«Lieber Hannes. 36 Jahre warst du dem Brunnacker eng verbunden, hast dein Herzblut für die Schule eingesetzt und mit uns alle Neuerungen elegant gemeistert.» «Spinnst du, du kannst doch nicht derart lügen, das geht nicht mal in einer Verabschiedungsrede» kichert Patrizia und schaut Anja herausfordernd an. «Also ich habe den Döbeli einzig beim Eschenberglauf Blut schwitzen sehen und auch da hat er es jedes Jahr nur bis zum Start geschafft.

«Hör auf zu lachen! Du bist ja nur happy, dass ich die Arschkarte gezogen habe und die Abschlussrede für ihn schreiben muss» seufzt Anja und wühlt sich mit verzweifeltem Blick durch ihre bereits in alle Richtung abstehenden Haare.

«Du hättest halt besser schätzen müssen. War ja klar, dass die Coronazahlen nicht kleiner werden» neckt Patrizia die optimistische Questlerin und nimmt sich eine weitere Praline aus der Schachtel im Lehrerzimmer.

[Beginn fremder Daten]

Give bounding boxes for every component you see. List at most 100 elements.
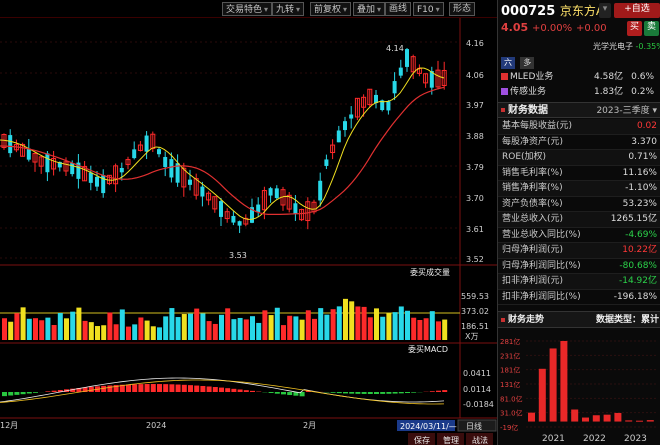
candle-body	[119, 167, 124, 173]
price-line: 4.05 +0.00% +0.00	[501, 21, 607, 34]
macd-bar	[150, 384, 156, 392]
volume-bar	[20, 307, 26, 340]
volume-bar	[442, 319, 448, 340]
financial-row: 扣非净利润(元) -14.92亿	[498, 274, 660, 290]
candle-body	[88, 172, 93, 183]
macd-bar	[268, 392, 274, 393]
macd-bar	[367, 392, 373, 394]
volume-bar	[343, 298, 348, 340]
volume-bar	[231, 319, 237, 340]
candle-body	[132, 149, 137, 159]
candle-body	[95, 176, 99, 187]
trend-y-tick: 81.0亿	[500, 394, 523, 403]
candle-body	[343, 121, 347, 131]
business-color-swatch	[501, 73, 508, 80]
financial-label: ROE(加权)	[502, 152, 547, 162]
macd-bar	[274, 392, 280, 394]
volume-tick: 373.02	[461, 307, 489, 316]
financial-label: 归母净利润同比(%)	[502, 260, 581, 271]
macd-bar	[33, 392, 38, 393]
macd-title: 委买MACD	[408, 344, 448, 354]
financial-label: 营业总收入同比(%)	[502, 229, 581, 240]
candle-body	[336, 130, 341, 143]
macd-bar	[237, 389, 243, 392]
candlesticks	[1, 48, 447, 234]
macd-bar	[355, 392, 361, 394]
buy-button[interactable]: 买	[627, 21, 642, 36]
dropdown-icon[interactable]: ▾	[599, 3, 611, 18]
macd-bar	[336, 392, 342, 394]
kline-chart[interactable]: 4.16 4.06 3.97 3.88 3.79 3.70 3.61 3.52 …	[0, 0, 497, 445]
concept-row[interactable]: 光学光电子 -0.35%	[593, 41, 660, 52]
macd-bar	[2, 392, 7, 397]
volume-bar	[175, 317, 181, 340]
macd-bar	[26, 392, 32, 394]
macd-bar	[386, 392, 392, 394]
trend-bar	[582, 417, 589, 422]
macd-bar	[361, 392, 367, 394]
business-name: MLED业务	[510, 72, 554, 82]
volume-bar	[113, 324, 119, 340]
concept-pct: -0.35%	[635, 42, 660, 51]
macd-bar	[206, 386, 212, 392]
chart-area[interactable]: 交易特色 ▾ 九转 ▾ 前复权 ▾ 叠加 ▾ 画线 F10 ▾ 形态 4.16 4.06 …	[0, 0, 497, 445]
volume-bar	[206, 321, 212, 340]
volume-bar	[429, 311, 435, 340]
macd-bar	[225, 388, 231, 392]
add-self-select-button[interactable]: +自选	[614, 3, 660, 18]
trend-y-tick: -19亿	[500, 423, 518, 432]
trend-x-label: 2021	[542, 434, 565, 444]
financial-section-header: 财务数据 2023-三季度 ▾	[498, 102, 660, 118]
macd-bar	[132, 384, 138, 392]
volume-bar	[436, 321, 441, 340]
stock-code: 000725	[501, 4, 556, 19]
trend-data-type[interactable]: 数据类型：累计	[596, 312, 659, 329]
sell-button[interactable]: 卖	[644, 21, 659, 36]
trend-title-label: 财务走势	[508, 315, 545, 325]
macd-tick: 0.0114	[463, 385, 491, 394]
macd-bar	[51, 390, 57, 392]
macd-bar	[126, 384, 131, 392]
macd-bar	[380, 392, 386, 394]
financial-value: 11.16%	[622, 167, 657, 178]
financial-table: 基本每股收益(元) 0.02 每股净资产(元) 3.370 ROE(加权) 0.71% 销售…	[498, 119, 660, 305]
macd-bar	[243, 390, 249, 392]
volume-bar	[349, 301, 355, 340]
stock-header: 000725 京东方A	[501, 2, 604, 19]
price-tick: 3.52	[466, 255, 484, 264]
financial-value: -80.68%	[619, 260, 657, 271]
volume-bar	[318, 308, 324, 340]
trend-y-tick: 231亿	[500, 351, 520, 360]
volume-bar	[411, 317, 417, 340]
tab-six[interactable]: 六	[501, 57, 515, 69]
price-tick: 3.70	[466, 194, 484, 203]
volume-bar	[355, 306, 361, 340]
period-select[interactable]: 2023-三季度 ▾	[596, 103, 657, 119]
candle-body	[256, 204, 261, 213]
volume-bar	[144, 320, 150, 340]
financial-value: 53.23%	[622, 198, 657, 209]
volume-bar	[374, 308, 379, 340]
macd-bar	[411, 392, 417, 393]
macd-bar	[212, 387, 218, 392]
volume-bar	[194, 308, 200, 340]
volume-bar	[237, 317, 243, 340]
date-label: 12月	[0, 421, 18, 430]
change-value: +0.00	[575, 23, 607, 34]
trend-bar	[646, 420, 654, 422]
price-tick: 3.88	[466, 132, 484, 141]
volume-bar	[212, 323, 218, 340]
financial-row: 归母净利润同比(%) -80.68%	[498, 259, 660, 274]
volume-bar	[88, 322, 94, 340]
macd-bar	[169, 384, 175, 392]
volume-bar	[243, 319, 249, 340]
volume-bar	[157, 327, 162, 340]
candle-body	[386, 101, 391, 111]
volume-bar	[119, 309, 125, 340]
macd-tick: 0.0411	[463, 369, 491, 378]
financial-label: 销售毛利率(%)	[502, 167, 563, 178]
tab-duo[interactable]: 多	[520, 57, 535, 69]
candle-body	[324, 159, 329, 166]
candle-body	[398, 67, 403, 76]
volume-bar	[2, 318, 7, 340]
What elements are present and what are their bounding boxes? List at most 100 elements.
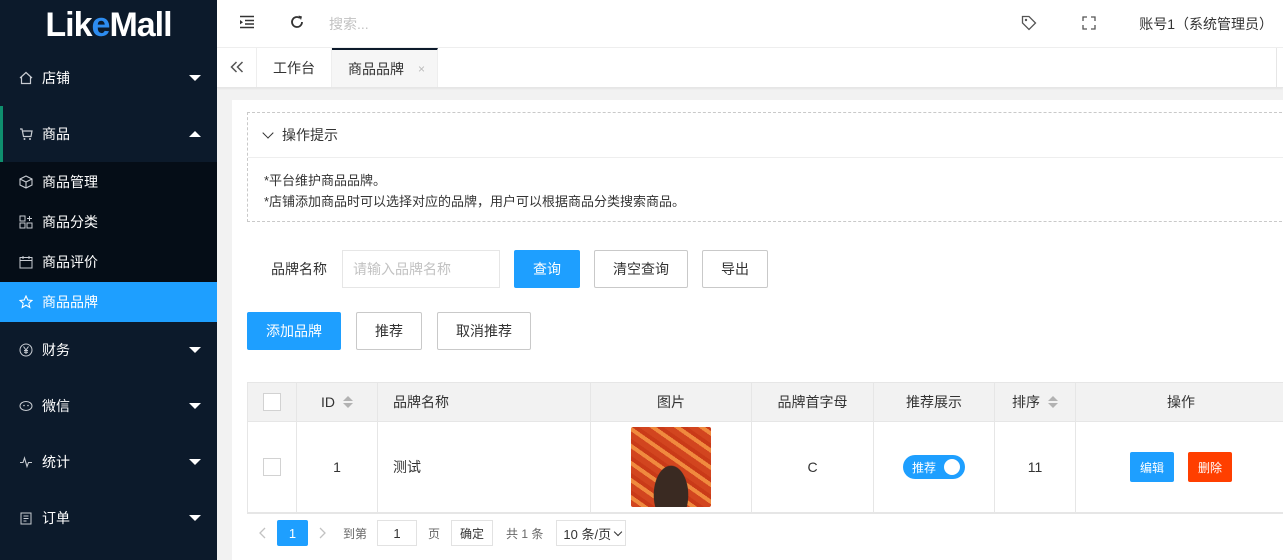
sidebar-group-finance[interactable]: 财务 xyxy=(0,322,217,378)
sidebar-group-goods[interactable]: 商品 xyxy=(0,106,217,162)
tips-body: *平台维护商品品牌。 *店铺添加商品时可以选择对应的品牌，用户可以根据商品分类搜… xyxy=(248,157,1283,212)
clipboard-icon xyxy=(18,510,34,526)
recommend-button[interactable]: 推荐 xyxy=(356,312,422,350)
chevron-down-icon xyxy=(613,527,623,536)
page-tabs: 工作台 商品品牌 × xyxy=(217,48,1283,88)
fullscreen-button[interactable] xyxy=(1059,0,1119,48)
recommend-toggle[interactable]: 推荐 xyxy=(903,455,965,479)
tips-line: *平台维护商品品牌。 xyxy=(264,173,387,188)
tab-workbench[interactable]: 工作台 xyxy=(257,48,332,87)
brand-name-label: 品牌名称 xyxy=(271,261,327,277)
current-page[interactable]: 1 xyxy=(277,520,308,546)
sidebar-item-label: 商品评价 xyxy=(42,254,98,270)
yen-icon xyxy=(18,342,34,358)
cell-brand-name: 测试 xyxy=(378,422,591,512)
row-checkbox-cell xyxy=(248,422,297,512)
sidebar-group-store[interactable]: 店铺 xyxy=(0,50,217,106)
header-sort[interactable]: 排序 xyxy=(995,383,1076,421)
caret-down-icon xyxy=(189,515,201,521)
sidebar-group-label: 订单 xyxy=(42,510,70,526)
add-brand-button[interactable]: 添加品牌 xyxy=(247,312,341,350)
tabs-divider xyxy=(1276,48,1277,87)
goto-label: 到第 xyxy=(343,526,368,541)
header-image: 图片 xyxy=(591,383,752,421)
goto-confirm-button[interactable]: 确定 xyxy=(451,520,494,546)
close-icon[interactable]: × xyxy=(418,62,425,76)
toggle-knob xyxy=(944,459,960,475)
tabs-scroll-left-button[interactable] xyxy=(217,48,257,87)
header-first-letter: 品牌首字母 xyxy=(752,383,874,421)
goods-submenu: 商品管理 商品分类 商品评价 商品品牌 xyxy=(0,162,217,322)
sidebar-group-label: 店铺 xyxy=(42,70,70,86)
collapse-menu-button[interactable] xyxy=(217,0,277,48)
page-size-select[interactable]: 10 条/页 xyxy=(556,520,627,546)
account-menu[interactable]: 账号1（系统管理员） xyxy=(1119,14,1283,34)
sidebar-group-wechat[interactable]: 微信 xyxy=(0,378,217,434)
header-label: 操作 xyxy=(1167,394,1195,410)
home-icon xyxy=(18,70,34,86)
refresh-button[interactable] xyxy=(277,0,317,48)
table-row: 1 测试 C 推荐 11 编辑 删除 xyxy=(248,422,1283,513)
tips-header[interactable]: 操作提示 xyxy=(248,113,1283,157)
table-toolbar: 添加品牌 推荐 取消推荐 xyxy=(247,312,531,350)
operation-tips: 操作提示 *平台维护商品品牌。 *店铺添加商品时可以选择对应的品牌，用户可以根据… xyxy=(247,112,1283,222)
header-label: 图片 xyxy=(657,394,685,410)
header-search-input[interactable]: 搜索... xyxy=(329,14,369,34)
sort-icon[interactable] xyxy=(1048,396,1058,408)
sidebar-item-label: 商品品牌 xyxy=(42,294,98,310)
tab-goods-brand[interactable]: 商品品牌 × xyxy=(332,48,439,87)
header-label: 推荐展示 xyxy=(906,394,962,410)
caret-down-icon xyxy=(189,403,201,409)
header-id[interactable]: ID xyxy=(297,383,378,421)
brand-image[interactable] xyxy=(631,427,711,507)
main-content: 操作提示 *平台维护商品品牌。 *店铺添加商品时可以选择对应的品牌，用户可以根据… xyxy=(232,100,1283,560)
wechat-icon xyxy=(18,398,34,414)
cube-icon xyxy=(18,174,34,190)
cell-first-letter: C xyxy=(752,422,874,512)
sidebar-item-goods-manage[interactable]: 商品管理 xyxy=(0,162,217,202)
app-logo[interactable]: Lik e Mall xyxy=(0,0,217,50)
edit-button[interactable]: 编辑 xyxy=(1129,452,1174,482)
sidebar-group-stats[interactable]: 统计 xyxy=(0,434,217,490)
sidebar-item-goods-category[interactable]: 商品分类 xyxy=(0,202,217,242)
row-checkbox[interactable] xyxy=(263,458,281,476)
tag-button[interactable] xyxy=(999,0,1059,48)
cell-ops: 编辑 删除 xyxy=(1076,422,1283,512)
select-all-checkbox[interactable] xyxy=(263,393,281,411)
top-header: 搜索... 账号1（系统管理员） xyxy=(217,0,1283,48)
page-unit: 页 xyxy=(428,526,441,541)
sidebar-group-orders[interactable]: 订单 xyxy=(0,490,217,546)
query-button[interactable]: 查询 xyxy=(514,250,580,288)
delete-button[interactable]: 删除 xyxy=(1188,452,1233,482)
sidebar-item-goods-brand[interactable]: 商品品牌 xyxy=(0,282,217,322)
indent-icon xyxy=(239,15,255,32)
header-label: 品牌首字母 xyxy=(777,394,848,410)
chevron-down-icon xyxy=(262,127,274,139)
double-chevron-left-icon xyxy=(229,57,244,78)
header-brand-name: 品牌名称 xyxy=(378,383,591,421)
sort-icon[interactable] xyxy=(343,396,353,408)
sidebar-item-label: 商品管理 xyxy=(42,174,98,190)
fullscreen-icon xyxy=(1082,15,1096,33)
category-icon xyxy=(18,214,34,230)
unrecommend-button[interactable]: 取消推荐 xyxy=(437,312,531,350)
sidebar: Lik e Mall 店铺 商品 商品管理 商品分类 商品评价 商品品牌 财务 … xyxy=(0,0,217,560)
header-ops: 操作 xyxy=(1076,383,1283,421)
tips-title: 操作提示 xyxy=(282,127,338,143)
clear-query-button[interactable]: 清空查询 xyxy=(594,250,688,288)
header-label: ID xyxy=(321,394,335,410)
chevron-left-icon xyxy=(259,527,266,539)
goto-page-input[interactable]: 1 xyxy=(377,520,418,546)
brand-name-input[interactable] xyxy=(342,250,500,288)
caret-down-icon xyxy=(189,459,201,465)
prev-page-button[interactable] xyxy=(247,520,277,546)
sidebar-item-label: 商品分类 xyxy=(42,214,98,230)
next-page-button[interactable] xyxy=(308,520,338,546)
cell-image xyxy=(591,422,752,512)
star-icon xyxy=(18,294,34,310)
header-label: 品牌名称 xyxy=(393,394,449,410)
export-button[interactable]: 导出 xyxy=(702,250,768,288)
sidebar-item-goods-review[interactable]: 商品评价 xyxy=(0,242,217,282)
cell-recommend: 推荐 xyxy=(874,422,995,512)
caret-up-icon xyxy=(189,131,201,137)
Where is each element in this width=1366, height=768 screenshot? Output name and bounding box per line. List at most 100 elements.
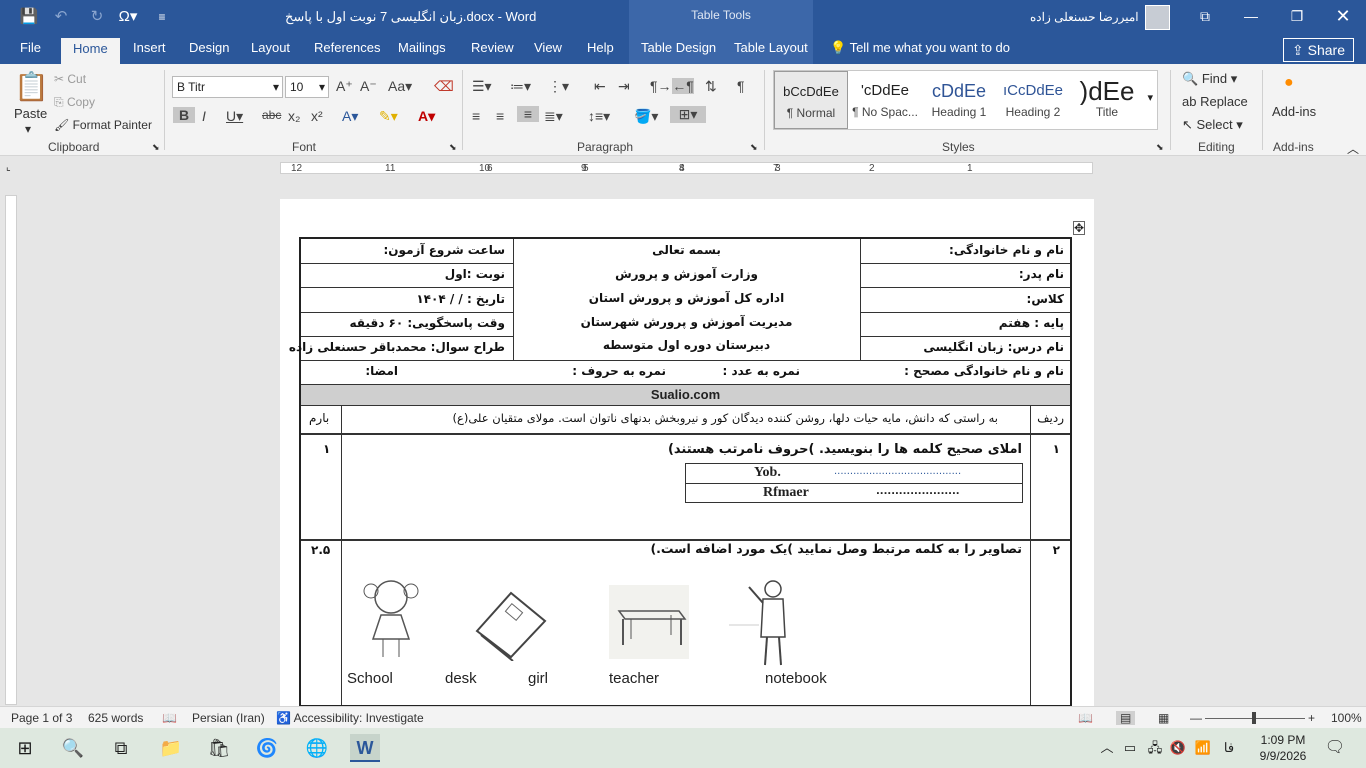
styles-launcher-icon[interactable]: ⬊	[1156, 142, 1164, 153]
input-language[interactable]: فا	[1214, 734, 1244, 762]
styles-more-icon[interactable]: ▾	[1147, 91, 1153, 104]
clock-date[interactable]: 9/9/2026	[1254, 749, 1312, 763]
paste-dropdown-icon[interactable]: ▾	[25, 122, 31, 136]
style-no-spacing[interactable]: 'cDdEe ¶ No Spac...	[848, 71, 922, 129]
tab-selector-icon[interactable]: ⌞	[6, 162, 11, 173]
clipboard-launcher-icon[interactable]: ⬊	[152, 142, 160, 153]
restore-icon[interactable]: ❐	[1282, 5, 1312, 27]
minimize-icon[interactable]: —	[1236, 5, 1266, 27]
tab-table-layout[interactable]: Table Layout	[734, 40, 808, 55]
tab-file[interactable]: File	[20, 40, 41, 55]
strikethrough-icon[interactable]: abc	[262, 108, 281, 122]
tab-layout[interactable]: Layout	[251, 40, 290, 55]
ltr-icon[interactable]: ¶→	[650, 78, 672, 94]
zoom-slider-thumb[interactable]	[1252, 712, 1256, 724]
tab-review[interactable]: Review	[471, 40, 514, 55]
style-title[interactable]: )dEe Title	[1070, 71, 1144, 129]
paragraph-launcher-icon[interactable]: ⬊	[750, 142, 758, 153]
zoom-out-icon[interactable]: —	[1190, 711, 1202, 725]
q1-blank-1[interactable]: ........................................	[834, 466, 961, 477]
font-launcher-icon[interactable]: ⬊	[449, 142, 457, 153]
ruler-bar[interactable]: 12 11 10 9 8 7 6 5 4 3 2 1	[280, 162, 1093, 174]
undo-icon[interactable]: ↶	[50, 5, 72, 29]
align-center-icon[interactable]: ≡	[496, 108, 504, 124]
cut-button[interactable]: ✂ Cut	[54, 72, 86, 86]
user-name[interactable]: امیررضا حسنعلی زاده	[1030, 10, 1139, 24]
save-icon[interactable]: 💾	[18, 5, 40, 29]
word-app-icon[interactable]: W	[350, 734, 380, 762]
zoom-in-icon[interactable]: +	[1308, 711, 1315, 725]
close-icon[interactable]: ✕	[1328, 5, 1358, 27]
tab-design[interactable]: Design	[189, 40, 229, 55]
style-normal[interactable]: bCcDdEe ¶ Normal	[774, 71, 848, 129]
font-size-combo[interactable]: 10 ▾	[285, 76, 329, 98]
file-explorer-icon[interactable]: 📁	[156, 734, 186, 762]
tab-help[interactable]: Help	[587, 40, 614, 55]
multilevel-list-icon[interactable]: ⋮▾	[548, 78, 569, 95]
redo-icon[interactable]: ↻	[86, 5, 108, 29]
ribbon-display-icon[interactable]: ⧉	[1190, 5, 1220, 27]
symbol-icon[interactable]: Ω▾	[113, 5, 143, 29]
align-left-icon[interactable]: ≡	[472, 108, 480, 124]
select-button[interactable]: ↖ Select ▾	[1182, 117, 1243, 133]
tab-home[interactable]: Home	[61, 38, 120, 65]
collapse-ribbon-icon[interactable]: ︿	[1347, 140, 1359, 157]
accessibility-status[interactable]: ♿ Accessibility: Investigate	[276, 711, 424, 725]
line-spacing-icon[interactable]: ↕≡▾	[588, 108, 610, 125]
print-layout-icon[interactable]: ▤	[1116, 711, 1136, 725]
superscript-icon[interactable]: x²	[311, 108, 323, 124]
chrome-icon[interactable]: 🌐	[302, 734, 332, 762]
align-right-icon[interactable]: ≡	[517, 106, 539, 122]
table-move-handle-icon[interactable]: ✥	[1073, 221, 1086, 235]
replace-button[interactable]: ab Replace	[1182, 94, 1248, 109]
proofing-icon[interactable]: 📖	[162, 711, 177, 725]
share-button[interactable]: ⇪ Share	[1283, 38, 1354, 62]
avatar[interactable]	[1145, 5, 1170, 30]
tab-table-design[interactable]: Table Design	[641, 40, 716, 55]
web-layout-icon[interactable]: ▦	[1158, 711, 1169, 725]
clear-formatting-icon[interactable]: ⌫	[434, 78, 454, 95]
customize-qat-icon[interactable]: ≡	[154, 5, 170, 29]
clock-time[interactable]: 1:09 PM	[1258, 733, 1308, 747]
sort-icon[interactable]: ⇅	[705, 78, 717, 95]
addins-icon[interactable]: ●	[1284, 74, 1294, 92]
zoom-level[interactable]: 100%	[1331, 711, 1362, 725]
search-icon[interactable]: 🔍	[58, 734, 88, 762]
decrease-indent-icon[interactable]: ⇤	[594, 78, 606, 95]
tab-insert[interactable]: Insert	[133, 40, 166, 55]
language-indicator[interactable]: Persian (Iran)	[192, 711, 265, 725]
q1-blank-2[interactable]: ......................	[876, 486, 960, 497]
task-view-icon[interactable]: ⧉	[106, 734, 136, 762]
tab-references[interactable]: References	[314, 40, 380, 55]
numbering-icon[interactable]: ≔▾	[510, 78, 531, 95]
tab-mailings[interactable]: Mailings	[398, 40, 446, 55]
font-name-combo[interactable]: B Titr ▾	[172, 76, 283, 98]
highlight-icon[interactable]: ✎▾	[379, 108, 398, 125]
show-formatting-icon[interactable]: ¶	[737, 78, 745, 94]
subscript-icon[interactable]: x₂	[288, 108, 300, 124]
tell-me-search[interactable]: 💡 Tell me what you want to do	[830, 40, 1010, 56]
justify-icon[interactable]: ≣▾	[544, 108, 563, 125]
shrink-font-icon[interactable]: A⁻	[360, 78, 377, 95]
underline-icon[interactable]: U▾	[226, 108, 243, 125]
style-heading-2[interactable]: ıCcDdEe Heading 2	[996, 71, 1070, 129]
store-icon[interactable]: 🛍	[204, 734, 234, 762]
italic-icon[interactable]: I	[202, 108, 206, 124]
notifications-icon[interactable]: 🗨	[1320, 734, 1350, 762]
windows-start-icon[interactable]: ⊞	[10, 734, 40, 762]
increase-indent-icon[interactable]: ⇥	[618, 78, 630, 95]
read-mode-icon[interactable]: 📖	[1078, 711, 1093, 725]
grow-font-icon[interactable]: A⁺	[336, 78, 353, 95]
copy-button[interactable]: ⎘ Copy	[54, 95, 95, 110]
paste-button[interactable]: Paste	[14, 106, 47, 121]
format-painter-button[interactable]: 🖌 Format Painter	[54, 118, 152, 132]
edge-icon[interactable]: 🌀	[252, 734, 282, 762]
find-button[interactable]: 🔍 Find ▾	[1182, 71, 1237, 87]
text-effects-icon[interactable]: A▾	[342, 108, 358, 125]
change-case-icon[interactable]: Aa▾	[388, 78, 412, 95]
bold-icon[interactable]: B	[173, 107, 195, 123]
bullets-icon[interactable]: ☰▾	[472, 78, 492, 95]
font-color-icon[interactable]: A▾	[418, 108, 435, 125]
tab-view[interactable]: View	[534, 40, 562, 55]
style-heading-1[interactable]: cDdEe Heading 1	[922, 71, 996, 129]
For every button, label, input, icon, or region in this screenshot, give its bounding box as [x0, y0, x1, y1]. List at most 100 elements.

«Ich find’s so ungerecht. Ich kenn ihn kaum und jetzt muss ich über die Klinge springen» jammert Anja weiter. «Und die Zahlen sahen doch wirklich gut aus. Ich weiss nicht, wieso das mit dem Maskentragen in den Gängen nicht ausgereicht hat.»

«Du tust mir echt leid» beschwichtigt Patrizia die aufgelöste Kollegin. «Wie wär’s, wenn wir einfach mal gerade herausschreiben, was wir in Wahrheit sagen würden und dann streichen wir nachher einfach die unschönen Stellen raus?»

«Hannes» beginnt Anja ein zweites Mal und schaut  Patrizia  herausfordernd an. «Lieber Hannes finde ich etwas zu freundlich».

«Hannes» wiederholt Patrizia bestätigend «36 Jahren hast du im Brunnacker den Fortschritt infrage gestellt. Was war das jedes Mal für eine Herausforderung, mit dir in einer Gruppe zur Schulentwicklung zusammenzuarbeiten. Diese besondere Mischung aus Verweigerung, Desinteresse und Vergesslichkeit haben die Weiterbildungen mit dir auf ewig in meinem  Gedächtnis eingebrannt.

«Wir möchten dir für die veralteten Geografiekopiervorlagen zur Gliederung Europas danken. Es war immer wieder toll, den Schülerinnen und Schülern zu erklären, was genau mit Jugoslawien und der Tschechoslowakei gemeint ist, und wir finden es bewundernswert mit welcher Ruhe du uns erklärt hast, dass die meisten Jugendlichen diese feinen Details eh nicht bemerken würden» unterbricht sie Anja lachend.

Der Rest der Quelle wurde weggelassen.